Polres Karangasem, sambung Ricko, akan membuat regulasi. Salah satunya, menempatkan petugas kesehatan untuk ikut berjaga memeriksa kesehatan para wisatawan di pintu masuk wisata alam.

Namun, ia belum bisa memastikan mekanismenya seperti apa. Yang pasti, ia akan terlebih dahulu mengundang pelaku pariwisata untuk duduk bersama melakukan koordinasi.

"Kami harap juga wisatawan jujur saat datang melakukan aktivitas wisata alam. Jika memang memiliki riwayat kesehatan yang kurang bagus, sebaiknya jangan memaksakan diri," katanya.

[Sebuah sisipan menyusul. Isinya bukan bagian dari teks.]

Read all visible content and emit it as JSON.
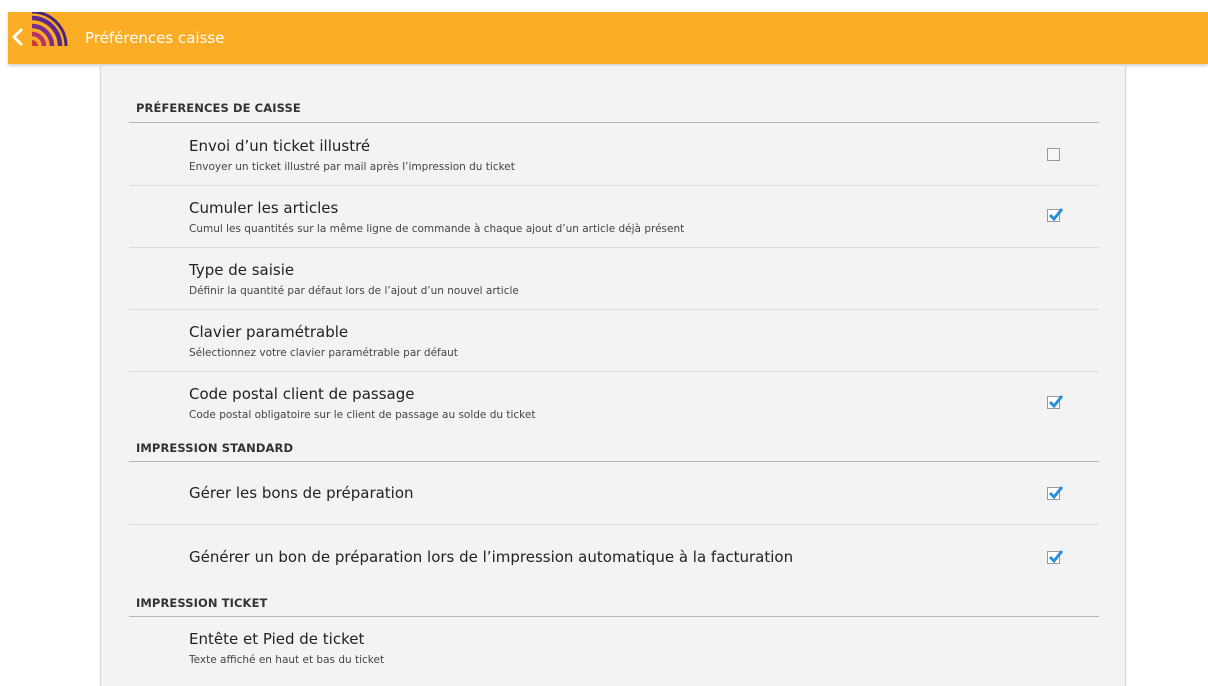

Ricko mencontohkan beberapa waktu lalu, wisatawan meninggal saat snorkeling. Kemudian, pada awal Juni, wisatawan asing meninggal saat rafting. Keduanya merupakan turis lansia.

Karena itu, untuk meminimalisir kejadian terulang kembali, ia menilai pelaku pariwisata agar berani menolak wisatawan yang dirasa tidak mampu beraktivitas wisata alam.

"Walaupun, setelah kami koordinasikan, itu memang kecelakaan dari wisatawan itu sendiri. Tapi, tetap kami menyayangkan," terang Ricko.